I give you only about 24 hours to complete a mini-lab because I want you to stop working on it and get back to focusing your effort on the regular lab assignment.
If you don't get a mini lab fully working, just submit what you tried. If you don't submit a solution, it is not a big deal. Mini Labs do not count very much towards your final grade, and not nearly as much as regular Labs--they are mini.
For this lab assignment you, with your Lab 5 partner,
will run some large runs of your
MPI odd-even sort on Comet, and submit some output results (do not do
any runs that have debug printf stmts: your run should have no output
other than timing and possibly printing out initial size and number Pis.
For this mini lab, I want you to try running some large runs of your Lab 5 solution on comet.
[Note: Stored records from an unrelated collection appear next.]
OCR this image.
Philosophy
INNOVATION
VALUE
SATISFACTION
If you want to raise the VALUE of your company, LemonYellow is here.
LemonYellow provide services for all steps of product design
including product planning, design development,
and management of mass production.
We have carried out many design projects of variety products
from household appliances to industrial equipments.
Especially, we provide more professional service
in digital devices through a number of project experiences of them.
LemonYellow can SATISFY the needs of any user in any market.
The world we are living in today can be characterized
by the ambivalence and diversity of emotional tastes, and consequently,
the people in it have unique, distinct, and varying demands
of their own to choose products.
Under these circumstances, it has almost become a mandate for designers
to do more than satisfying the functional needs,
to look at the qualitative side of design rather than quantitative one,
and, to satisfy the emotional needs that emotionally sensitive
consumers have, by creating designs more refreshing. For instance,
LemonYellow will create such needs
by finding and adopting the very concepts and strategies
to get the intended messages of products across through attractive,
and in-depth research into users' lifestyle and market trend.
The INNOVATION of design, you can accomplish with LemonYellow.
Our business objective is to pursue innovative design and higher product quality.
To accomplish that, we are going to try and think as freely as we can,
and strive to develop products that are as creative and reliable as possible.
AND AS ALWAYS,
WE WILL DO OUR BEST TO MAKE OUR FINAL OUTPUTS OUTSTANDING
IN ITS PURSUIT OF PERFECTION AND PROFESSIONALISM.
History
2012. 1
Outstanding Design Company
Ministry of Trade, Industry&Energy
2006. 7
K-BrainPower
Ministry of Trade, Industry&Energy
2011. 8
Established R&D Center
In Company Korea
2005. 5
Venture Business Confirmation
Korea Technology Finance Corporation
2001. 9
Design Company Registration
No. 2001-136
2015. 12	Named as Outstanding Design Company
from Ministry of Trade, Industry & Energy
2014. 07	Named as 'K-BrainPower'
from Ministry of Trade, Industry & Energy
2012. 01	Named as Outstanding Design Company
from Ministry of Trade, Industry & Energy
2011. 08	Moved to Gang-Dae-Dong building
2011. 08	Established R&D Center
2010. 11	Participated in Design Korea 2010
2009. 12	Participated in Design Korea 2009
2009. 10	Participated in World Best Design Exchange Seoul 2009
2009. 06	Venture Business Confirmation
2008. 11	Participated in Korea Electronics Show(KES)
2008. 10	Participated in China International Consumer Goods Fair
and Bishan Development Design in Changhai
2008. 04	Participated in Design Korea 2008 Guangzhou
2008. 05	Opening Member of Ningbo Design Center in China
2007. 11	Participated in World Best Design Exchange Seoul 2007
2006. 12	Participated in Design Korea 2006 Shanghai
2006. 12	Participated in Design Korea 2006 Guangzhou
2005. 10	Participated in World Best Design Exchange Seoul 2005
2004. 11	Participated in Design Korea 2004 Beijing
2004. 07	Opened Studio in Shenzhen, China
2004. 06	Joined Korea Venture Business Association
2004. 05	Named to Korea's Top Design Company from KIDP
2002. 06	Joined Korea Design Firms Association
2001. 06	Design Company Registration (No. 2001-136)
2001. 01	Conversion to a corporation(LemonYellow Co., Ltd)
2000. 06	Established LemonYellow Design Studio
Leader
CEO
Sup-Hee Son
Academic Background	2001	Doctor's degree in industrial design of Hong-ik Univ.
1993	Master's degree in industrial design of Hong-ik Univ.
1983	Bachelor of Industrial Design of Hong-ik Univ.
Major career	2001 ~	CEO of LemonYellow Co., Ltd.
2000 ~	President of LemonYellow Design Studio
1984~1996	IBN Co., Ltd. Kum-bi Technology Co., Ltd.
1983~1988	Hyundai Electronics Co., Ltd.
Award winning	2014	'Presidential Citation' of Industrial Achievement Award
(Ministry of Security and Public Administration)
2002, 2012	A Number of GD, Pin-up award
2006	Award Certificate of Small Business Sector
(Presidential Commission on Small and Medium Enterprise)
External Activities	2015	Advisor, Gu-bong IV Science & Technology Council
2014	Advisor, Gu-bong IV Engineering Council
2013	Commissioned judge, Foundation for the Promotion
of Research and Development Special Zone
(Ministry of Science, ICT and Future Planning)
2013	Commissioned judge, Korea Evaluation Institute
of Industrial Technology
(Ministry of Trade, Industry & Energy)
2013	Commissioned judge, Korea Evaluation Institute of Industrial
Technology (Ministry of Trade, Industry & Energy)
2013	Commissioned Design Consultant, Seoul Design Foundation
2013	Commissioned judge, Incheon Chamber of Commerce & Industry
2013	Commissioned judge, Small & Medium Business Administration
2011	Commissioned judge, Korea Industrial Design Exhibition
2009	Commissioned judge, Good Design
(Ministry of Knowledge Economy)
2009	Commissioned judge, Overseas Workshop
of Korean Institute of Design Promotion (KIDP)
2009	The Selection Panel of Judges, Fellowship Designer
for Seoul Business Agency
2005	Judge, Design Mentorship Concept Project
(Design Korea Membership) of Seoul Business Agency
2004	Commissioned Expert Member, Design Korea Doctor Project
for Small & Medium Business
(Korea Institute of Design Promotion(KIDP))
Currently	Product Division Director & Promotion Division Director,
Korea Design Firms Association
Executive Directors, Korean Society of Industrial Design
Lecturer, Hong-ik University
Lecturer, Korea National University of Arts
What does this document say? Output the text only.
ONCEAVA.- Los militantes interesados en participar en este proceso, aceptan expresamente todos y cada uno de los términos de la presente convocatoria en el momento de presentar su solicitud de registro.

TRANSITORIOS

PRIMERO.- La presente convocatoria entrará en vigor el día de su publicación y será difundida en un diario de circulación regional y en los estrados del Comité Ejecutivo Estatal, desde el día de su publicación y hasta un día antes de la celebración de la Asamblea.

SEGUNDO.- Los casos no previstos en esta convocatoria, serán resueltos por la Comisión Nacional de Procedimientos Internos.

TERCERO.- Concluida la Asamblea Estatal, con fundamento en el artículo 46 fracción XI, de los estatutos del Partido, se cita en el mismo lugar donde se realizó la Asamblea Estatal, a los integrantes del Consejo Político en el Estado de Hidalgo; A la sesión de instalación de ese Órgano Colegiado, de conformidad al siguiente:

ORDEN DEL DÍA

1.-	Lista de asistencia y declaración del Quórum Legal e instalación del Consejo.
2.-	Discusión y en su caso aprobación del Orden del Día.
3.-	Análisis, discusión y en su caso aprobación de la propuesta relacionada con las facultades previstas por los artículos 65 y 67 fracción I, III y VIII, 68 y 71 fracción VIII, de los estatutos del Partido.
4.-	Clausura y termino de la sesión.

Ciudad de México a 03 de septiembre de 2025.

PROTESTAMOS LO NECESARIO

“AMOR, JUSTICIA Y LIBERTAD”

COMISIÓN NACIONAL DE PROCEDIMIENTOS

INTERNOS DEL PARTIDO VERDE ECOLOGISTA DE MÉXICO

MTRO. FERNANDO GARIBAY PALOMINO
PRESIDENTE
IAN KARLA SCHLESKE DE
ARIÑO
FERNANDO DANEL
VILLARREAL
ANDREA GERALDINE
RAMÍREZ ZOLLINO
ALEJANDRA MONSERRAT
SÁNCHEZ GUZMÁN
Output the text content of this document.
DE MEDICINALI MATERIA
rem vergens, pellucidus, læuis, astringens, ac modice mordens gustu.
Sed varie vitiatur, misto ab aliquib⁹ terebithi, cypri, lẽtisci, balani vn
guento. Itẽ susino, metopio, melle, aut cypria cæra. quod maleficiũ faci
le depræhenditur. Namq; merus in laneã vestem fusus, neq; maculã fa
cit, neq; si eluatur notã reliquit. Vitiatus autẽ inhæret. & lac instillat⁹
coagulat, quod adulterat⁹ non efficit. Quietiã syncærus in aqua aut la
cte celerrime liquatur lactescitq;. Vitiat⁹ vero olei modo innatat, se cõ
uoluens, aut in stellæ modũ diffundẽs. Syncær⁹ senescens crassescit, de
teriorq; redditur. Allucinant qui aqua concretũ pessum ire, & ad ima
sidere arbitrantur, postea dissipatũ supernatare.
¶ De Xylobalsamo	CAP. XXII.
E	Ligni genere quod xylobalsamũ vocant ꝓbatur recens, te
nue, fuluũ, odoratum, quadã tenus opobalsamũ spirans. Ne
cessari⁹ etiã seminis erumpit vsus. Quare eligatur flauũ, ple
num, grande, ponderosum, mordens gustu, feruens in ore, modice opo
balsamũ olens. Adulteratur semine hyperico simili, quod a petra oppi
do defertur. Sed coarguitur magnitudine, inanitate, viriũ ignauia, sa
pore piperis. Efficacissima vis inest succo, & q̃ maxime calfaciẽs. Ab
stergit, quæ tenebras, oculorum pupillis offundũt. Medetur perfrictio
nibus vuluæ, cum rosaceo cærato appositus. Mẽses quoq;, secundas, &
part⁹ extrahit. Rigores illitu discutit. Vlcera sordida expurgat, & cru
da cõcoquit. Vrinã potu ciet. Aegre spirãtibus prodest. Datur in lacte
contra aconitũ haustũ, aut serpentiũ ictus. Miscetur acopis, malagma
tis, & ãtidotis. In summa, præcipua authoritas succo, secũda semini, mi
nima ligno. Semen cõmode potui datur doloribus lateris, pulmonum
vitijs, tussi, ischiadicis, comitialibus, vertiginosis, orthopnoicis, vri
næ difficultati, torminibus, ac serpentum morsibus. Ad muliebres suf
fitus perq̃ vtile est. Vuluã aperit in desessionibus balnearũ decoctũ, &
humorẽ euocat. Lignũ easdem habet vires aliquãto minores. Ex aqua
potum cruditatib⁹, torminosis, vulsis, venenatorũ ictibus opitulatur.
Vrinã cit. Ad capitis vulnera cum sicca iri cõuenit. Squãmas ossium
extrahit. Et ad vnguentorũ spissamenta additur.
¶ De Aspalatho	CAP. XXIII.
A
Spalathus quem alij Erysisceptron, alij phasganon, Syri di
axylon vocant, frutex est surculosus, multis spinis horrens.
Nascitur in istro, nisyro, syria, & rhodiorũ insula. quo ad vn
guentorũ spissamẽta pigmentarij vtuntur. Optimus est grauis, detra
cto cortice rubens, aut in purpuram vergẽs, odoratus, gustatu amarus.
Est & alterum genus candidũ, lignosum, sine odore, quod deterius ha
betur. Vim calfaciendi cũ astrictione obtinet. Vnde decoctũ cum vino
#SBATCH --partition=debug # which queue #SBATCH --nodes=2 # Total number of nodes #SBATCH --ntasks-per-node=24 # Total number of mpi tasks #SBATCH -t 00:30:00 # Run time (hh:mm:ss) - 30 minsYou should choose way more than 2 nodes and 24 mpi tasks in your runs. You can also try large sized arrays for each process to sort via command line args to your exectutable. You may need to adjust the esitimated runtime (30 mins in this example). If your estimate is too small and your program runs longer than your estimate, it will be killed before it completes. If your estimate is too long, it will wait in the job queue for much longer than it should. You should also submit to one of the regular job queues for the big runs (don't use the debug queue).